Minister of Industry, Trade, and Supply
- Incumbent
- Assumed office 18 September 2024
- Monarch: Abdullah II of Jordan
- Prime Minister: Jafar Hassan
- Preceded by: Yousef Shamali

Personal details
- Born: October 23, 1972 (age 53)

= Yarub Qudah =

Qatari politician

Yarub Qudah (born 23 October 1972) is the Jordanian Minister of Industry, Trade and Supply. He was appointed as minister on 18 September 2024.

== Education ==
Qudah holds a Bachelor in Industrial Engineering from Jordan University (1995).

== Career ==
From 2006 to 2014, Qudah was CEO of the Jordan Enterprise Development Corporation (JEDCO). Between 2013 and 2015 and 2018 and 2020, he was vice chairman of the board of trustees for the King Abdullah II Fund for Development. Additionally, from 2014 to 2016, he served as executive vice chairman and general manager for the MENA region of Petra Solar.

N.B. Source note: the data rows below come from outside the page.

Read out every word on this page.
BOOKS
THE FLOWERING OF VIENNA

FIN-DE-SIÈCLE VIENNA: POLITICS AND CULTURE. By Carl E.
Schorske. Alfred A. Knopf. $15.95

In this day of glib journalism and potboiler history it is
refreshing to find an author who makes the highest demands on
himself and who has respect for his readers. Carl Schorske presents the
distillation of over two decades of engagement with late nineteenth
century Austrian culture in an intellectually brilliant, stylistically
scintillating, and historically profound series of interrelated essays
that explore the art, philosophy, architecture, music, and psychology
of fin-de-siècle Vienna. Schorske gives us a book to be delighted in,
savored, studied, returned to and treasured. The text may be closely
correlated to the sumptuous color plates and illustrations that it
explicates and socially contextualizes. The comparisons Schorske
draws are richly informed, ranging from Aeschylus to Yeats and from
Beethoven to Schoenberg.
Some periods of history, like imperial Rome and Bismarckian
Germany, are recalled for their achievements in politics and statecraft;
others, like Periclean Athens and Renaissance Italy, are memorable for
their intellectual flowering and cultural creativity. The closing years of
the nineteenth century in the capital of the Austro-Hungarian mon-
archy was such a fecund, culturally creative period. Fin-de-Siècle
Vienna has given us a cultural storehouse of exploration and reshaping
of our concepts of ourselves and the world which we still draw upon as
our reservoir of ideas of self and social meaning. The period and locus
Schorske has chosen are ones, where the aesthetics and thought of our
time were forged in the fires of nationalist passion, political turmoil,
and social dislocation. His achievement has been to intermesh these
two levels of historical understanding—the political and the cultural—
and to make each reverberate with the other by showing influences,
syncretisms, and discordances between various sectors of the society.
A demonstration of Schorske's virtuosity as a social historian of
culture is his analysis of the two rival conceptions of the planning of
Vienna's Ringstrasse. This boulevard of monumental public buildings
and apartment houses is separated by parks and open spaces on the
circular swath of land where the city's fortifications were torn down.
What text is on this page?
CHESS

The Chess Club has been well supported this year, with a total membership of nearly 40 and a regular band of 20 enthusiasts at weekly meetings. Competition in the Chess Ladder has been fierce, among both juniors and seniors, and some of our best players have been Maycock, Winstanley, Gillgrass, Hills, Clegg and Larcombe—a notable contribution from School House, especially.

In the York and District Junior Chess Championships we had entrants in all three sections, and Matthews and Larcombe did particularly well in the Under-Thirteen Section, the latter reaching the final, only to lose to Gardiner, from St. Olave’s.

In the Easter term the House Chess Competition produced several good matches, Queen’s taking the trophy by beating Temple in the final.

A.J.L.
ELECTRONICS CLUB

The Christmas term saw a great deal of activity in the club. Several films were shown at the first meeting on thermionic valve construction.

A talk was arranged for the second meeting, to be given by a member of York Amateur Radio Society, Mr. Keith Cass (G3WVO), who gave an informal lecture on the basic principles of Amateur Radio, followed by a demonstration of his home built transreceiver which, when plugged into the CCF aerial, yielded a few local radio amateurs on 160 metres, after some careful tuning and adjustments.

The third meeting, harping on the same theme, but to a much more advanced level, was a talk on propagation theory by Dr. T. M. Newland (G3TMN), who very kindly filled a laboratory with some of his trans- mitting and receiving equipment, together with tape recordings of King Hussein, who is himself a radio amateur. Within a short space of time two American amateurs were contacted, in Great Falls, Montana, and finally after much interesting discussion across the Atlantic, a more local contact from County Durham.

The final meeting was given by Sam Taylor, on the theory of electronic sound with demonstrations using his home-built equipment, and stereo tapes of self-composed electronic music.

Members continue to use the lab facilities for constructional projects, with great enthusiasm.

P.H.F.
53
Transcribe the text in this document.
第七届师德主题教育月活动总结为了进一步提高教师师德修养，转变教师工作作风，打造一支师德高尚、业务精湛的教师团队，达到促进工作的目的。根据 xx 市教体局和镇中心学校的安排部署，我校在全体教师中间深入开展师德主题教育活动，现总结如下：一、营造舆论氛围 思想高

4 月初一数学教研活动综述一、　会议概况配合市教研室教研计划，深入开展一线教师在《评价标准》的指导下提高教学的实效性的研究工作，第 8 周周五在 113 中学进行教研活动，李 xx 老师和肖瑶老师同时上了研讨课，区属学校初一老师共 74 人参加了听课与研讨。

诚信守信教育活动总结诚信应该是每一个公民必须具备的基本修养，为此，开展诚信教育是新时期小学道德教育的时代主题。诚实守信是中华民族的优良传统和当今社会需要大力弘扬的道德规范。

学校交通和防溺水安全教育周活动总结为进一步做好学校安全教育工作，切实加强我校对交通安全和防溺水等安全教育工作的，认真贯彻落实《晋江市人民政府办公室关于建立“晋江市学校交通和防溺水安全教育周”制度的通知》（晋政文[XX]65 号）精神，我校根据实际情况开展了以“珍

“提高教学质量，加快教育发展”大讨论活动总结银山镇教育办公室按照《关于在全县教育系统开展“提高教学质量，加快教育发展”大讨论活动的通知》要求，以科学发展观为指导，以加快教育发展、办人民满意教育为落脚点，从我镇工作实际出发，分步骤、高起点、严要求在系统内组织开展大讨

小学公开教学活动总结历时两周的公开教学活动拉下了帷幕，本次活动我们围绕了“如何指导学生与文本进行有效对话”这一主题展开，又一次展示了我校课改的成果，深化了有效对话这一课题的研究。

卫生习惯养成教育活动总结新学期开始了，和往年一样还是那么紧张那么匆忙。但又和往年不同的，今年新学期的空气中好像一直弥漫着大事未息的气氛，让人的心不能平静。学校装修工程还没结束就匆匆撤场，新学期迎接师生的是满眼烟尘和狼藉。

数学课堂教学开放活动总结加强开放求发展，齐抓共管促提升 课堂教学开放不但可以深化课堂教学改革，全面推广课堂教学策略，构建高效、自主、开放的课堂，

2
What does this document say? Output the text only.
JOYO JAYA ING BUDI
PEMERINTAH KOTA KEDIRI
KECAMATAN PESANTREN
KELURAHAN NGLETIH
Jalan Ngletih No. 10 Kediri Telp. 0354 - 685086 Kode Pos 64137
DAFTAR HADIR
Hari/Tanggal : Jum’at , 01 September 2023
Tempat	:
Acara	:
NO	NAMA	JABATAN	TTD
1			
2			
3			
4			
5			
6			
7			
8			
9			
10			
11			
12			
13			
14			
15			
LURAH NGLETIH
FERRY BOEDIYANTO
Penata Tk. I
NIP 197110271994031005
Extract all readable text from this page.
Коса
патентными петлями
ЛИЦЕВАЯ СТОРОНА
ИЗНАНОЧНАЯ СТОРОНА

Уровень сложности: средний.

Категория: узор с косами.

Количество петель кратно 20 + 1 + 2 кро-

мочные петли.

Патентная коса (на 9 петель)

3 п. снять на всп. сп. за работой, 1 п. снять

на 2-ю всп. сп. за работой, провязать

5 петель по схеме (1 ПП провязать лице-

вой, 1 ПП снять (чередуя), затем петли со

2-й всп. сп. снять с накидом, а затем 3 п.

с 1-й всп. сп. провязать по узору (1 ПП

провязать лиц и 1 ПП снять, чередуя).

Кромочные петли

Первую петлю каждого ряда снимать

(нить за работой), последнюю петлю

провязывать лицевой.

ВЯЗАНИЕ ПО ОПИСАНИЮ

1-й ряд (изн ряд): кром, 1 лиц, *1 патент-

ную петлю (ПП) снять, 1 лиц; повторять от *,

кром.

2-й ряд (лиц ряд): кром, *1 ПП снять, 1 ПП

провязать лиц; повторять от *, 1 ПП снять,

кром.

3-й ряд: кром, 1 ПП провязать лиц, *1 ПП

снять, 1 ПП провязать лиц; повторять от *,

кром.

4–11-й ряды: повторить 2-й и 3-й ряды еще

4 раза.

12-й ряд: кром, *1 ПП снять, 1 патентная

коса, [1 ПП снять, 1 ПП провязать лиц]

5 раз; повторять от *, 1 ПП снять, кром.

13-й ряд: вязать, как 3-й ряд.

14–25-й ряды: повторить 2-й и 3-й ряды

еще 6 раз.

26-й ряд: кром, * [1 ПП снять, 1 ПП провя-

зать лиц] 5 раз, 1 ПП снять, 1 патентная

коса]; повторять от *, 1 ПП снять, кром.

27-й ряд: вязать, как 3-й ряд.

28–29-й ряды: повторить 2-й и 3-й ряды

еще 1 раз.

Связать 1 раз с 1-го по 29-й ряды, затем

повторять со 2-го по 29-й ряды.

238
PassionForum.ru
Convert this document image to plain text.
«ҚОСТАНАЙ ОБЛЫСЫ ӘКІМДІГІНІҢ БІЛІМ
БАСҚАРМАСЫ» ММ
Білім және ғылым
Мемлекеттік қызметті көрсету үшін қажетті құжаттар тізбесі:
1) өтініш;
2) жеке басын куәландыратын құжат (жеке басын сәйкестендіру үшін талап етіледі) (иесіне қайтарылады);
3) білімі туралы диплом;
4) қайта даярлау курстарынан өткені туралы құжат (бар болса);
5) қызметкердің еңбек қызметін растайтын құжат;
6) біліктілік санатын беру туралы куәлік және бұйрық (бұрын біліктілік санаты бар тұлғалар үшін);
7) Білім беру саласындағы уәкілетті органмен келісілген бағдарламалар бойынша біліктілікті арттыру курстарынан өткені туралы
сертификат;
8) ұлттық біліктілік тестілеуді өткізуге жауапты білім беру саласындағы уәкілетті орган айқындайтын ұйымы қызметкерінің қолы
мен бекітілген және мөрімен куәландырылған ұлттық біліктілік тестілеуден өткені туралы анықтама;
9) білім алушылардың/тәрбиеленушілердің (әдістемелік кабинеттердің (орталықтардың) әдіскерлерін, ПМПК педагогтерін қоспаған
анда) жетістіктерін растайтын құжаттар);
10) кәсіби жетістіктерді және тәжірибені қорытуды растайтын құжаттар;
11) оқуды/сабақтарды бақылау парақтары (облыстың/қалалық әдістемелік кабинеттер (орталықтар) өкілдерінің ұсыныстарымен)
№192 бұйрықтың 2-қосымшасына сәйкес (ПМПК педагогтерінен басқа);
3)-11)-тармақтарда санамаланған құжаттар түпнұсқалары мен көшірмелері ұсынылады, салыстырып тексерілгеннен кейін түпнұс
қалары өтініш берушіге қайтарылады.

In 2016, Qudah was appointed as minister of industry, trade and supply, a position he held until 2018.

Between 2020 and 2023, he was chairman of the board of the Jordanian Pharmaceutical Manufacturing Company. From 2023 to 2024, he served as vice chairman of Avdali Investment and Development and chairman of the National Resources Investment & Development Corporation.

Since 2024, Qudah has served as minister of industry, trade and supply.

Qudah is chairman of the Jordan Enterprise Development Corporation.